Four economists at the Federal Reserve say the high rate of inflation in the United States compared to the rest of the world is due to the COVID-19 stimulus checks given to Americans during the pandemic. The direct payments to American citizens enlarged the money supply enormously and overheated the economy.
Larry Summers, the Harvard economist and former Treasury Secretary, has been warning about this almost since Joe Biden took his oath of office. Summers believes that massive government pandemic spending — including stimulus checks — has put too much cash into circulation while the pent-up demand from the pandemic isn’t catching up to supply.
Supply chain bottlenecks don’t help. But how bad would they have been if far more modest and targeted pandemic relief had been proposed?
Now we have the war in Ukraine effectively shutting off one-quarter of the world’s supply of grain. Food prices are going to skyrocket, and it’s going to hurt everyone.
But why is it so much worse here?
Reason.com:
“Inflation rates in the United States and other developed economies have closely tracked each other historically,” the economists write in an analysis published this week. “However, since the first half of 2021, U.S. inflation has increasingly outpaced inflation in other developed countries. Estimates suggest that fiscal support measures designed to counteract the severity of the pandemic’s economic effect may have contributed to this divergence.”
Inflation in the U.S. hit an annualized rate of 7.9 percent in February (data for March will be released by the Bureau for Labor Statistics next week), a 40-year high. Meanwhile, inflation in similar countries like France (3.6 percent), Germany (5.1 percent), and the United Kingdom (5.5 percent) is significantly lower, according to data from the Organization for Economic Cooperation and Development (OECD), a consortium of 38 rich-world governments. (Across the OECD as a whole, the average annual inflation rate is about the same as the U.S., but that’s due to the influence of outliers like Argentina—where prices are up over 52 percent in the past 12 months.)
Prices in the Unites States are rising faster than almost anywhere else. “Throughout 2020 and 2021, U.S. households experienced significantly higher increases in their disposable income relative to their OECD peers,” the economists write.
For Our VIPs: PAIN: Inflation Will Cost You $5,200 This Year
In fact, the U.S. inflation rate climbed by 3.58 percentage points — a larger change from the third quarter in 2019 to the third quarter of 2020 than in all but two of the 46 nations included in the study.

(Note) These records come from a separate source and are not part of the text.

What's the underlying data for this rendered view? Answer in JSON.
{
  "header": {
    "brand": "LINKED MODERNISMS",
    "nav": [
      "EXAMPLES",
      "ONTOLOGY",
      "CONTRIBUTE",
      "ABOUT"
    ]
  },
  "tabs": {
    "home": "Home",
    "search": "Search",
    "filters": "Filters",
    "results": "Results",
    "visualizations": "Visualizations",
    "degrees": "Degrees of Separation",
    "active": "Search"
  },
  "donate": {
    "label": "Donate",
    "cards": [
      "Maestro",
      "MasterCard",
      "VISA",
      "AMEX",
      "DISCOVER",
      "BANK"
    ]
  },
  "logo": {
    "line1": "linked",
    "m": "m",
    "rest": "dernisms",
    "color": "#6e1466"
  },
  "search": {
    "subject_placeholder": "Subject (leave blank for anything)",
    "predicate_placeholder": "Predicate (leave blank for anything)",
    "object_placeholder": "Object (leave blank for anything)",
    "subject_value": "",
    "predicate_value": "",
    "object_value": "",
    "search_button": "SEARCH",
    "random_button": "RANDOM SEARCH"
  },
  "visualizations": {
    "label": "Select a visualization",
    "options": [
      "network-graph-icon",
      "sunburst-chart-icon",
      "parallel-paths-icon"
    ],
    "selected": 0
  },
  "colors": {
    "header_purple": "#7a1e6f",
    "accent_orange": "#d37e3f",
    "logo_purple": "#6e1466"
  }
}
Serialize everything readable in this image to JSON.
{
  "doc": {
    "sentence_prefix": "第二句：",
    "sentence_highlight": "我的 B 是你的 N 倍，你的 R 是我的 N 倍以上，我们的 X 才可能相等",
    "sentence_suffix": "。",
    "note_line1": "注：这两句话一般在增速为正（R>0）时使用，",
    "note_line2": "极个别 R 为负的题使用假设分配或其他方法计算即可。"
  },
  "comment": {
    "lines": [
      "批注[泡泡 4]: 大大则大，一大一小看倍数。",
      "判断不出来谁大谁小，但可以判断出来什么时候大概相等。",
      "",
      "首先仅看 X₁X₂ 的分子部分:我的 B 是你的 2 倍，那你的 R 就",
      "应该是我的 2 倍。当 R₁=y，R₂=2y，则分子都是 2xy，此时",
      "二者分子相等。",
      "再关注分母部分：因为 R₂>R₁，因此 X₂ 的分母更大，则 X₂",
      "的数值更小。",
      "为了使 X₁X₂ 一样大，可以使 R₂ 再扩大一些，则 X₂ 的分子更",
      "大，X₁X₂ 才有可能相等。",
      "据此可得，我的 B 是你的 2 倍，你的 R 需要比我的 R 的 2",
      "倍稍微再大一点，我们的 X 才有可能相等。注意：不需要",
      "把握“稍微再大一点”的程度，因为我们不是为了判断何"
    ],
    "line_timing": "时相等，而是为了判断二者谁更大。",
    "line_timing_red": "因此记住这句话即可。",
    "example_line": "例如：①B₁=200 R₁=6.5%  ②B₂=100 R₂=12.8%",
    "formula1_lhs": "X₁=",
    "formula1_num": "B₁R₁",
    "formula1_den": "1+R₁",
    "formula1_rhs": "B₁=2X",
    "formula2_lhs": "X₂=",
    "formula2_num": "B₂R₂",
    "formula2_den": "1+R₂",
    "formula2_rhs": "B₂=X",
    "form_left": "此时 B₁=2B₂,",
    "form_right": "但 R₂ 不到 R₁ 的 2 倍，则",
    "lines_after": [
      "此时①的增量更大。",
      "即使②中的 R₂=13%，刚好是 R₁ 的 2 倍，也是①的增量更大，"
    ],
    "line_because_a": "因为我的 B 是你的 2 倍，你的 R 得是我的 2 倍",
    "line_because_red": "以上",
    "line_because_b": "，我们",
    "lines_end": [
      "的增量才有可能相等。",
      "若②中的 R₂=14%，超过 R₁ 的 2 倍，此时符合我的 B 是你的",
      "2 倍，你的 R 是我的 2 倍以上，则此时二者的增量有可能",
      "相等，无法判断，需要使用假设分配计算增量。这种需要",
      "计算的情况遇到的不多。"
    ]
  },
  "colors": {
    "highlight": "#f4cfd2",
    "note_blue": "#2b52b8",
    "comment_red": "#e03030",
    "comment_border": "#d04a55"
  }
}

About $817 billion in direct payments to American households were delivered in three rounds during the pandemic, according to the COVID Money Tracker run by the Committee for a Responsible Federal Budget, a nonprofit that advocates for lower deficits. The first round of stimulus checks was worth $1,200 per person and was approved as part of the Coronavirus Aid, Relief, and Economic Security (CARES) Act in March 2020. Another round of $600 checks was distributed starting in December of that year.
But the big blow came in early 2021, when the Biden administration pushed through a round of $1,400 checks as part of the American Recovery Plan, passed by Congress in March 2021.
Recall that most of that money ended up in the pockets of people who never lost their job and who were living well above the poverty line.
It’s not like Biden and the radicals weren’t warned this was going to happen. Larry Summers wasn’t the only economist to see it before it happened. It was entirely predictable, and before prices go down, there is going to be massive economic pain and dislocation.
All because the radicals were too arrogant to listen to people telling them they were nuts if they thought there was no price to pay for their wild spending.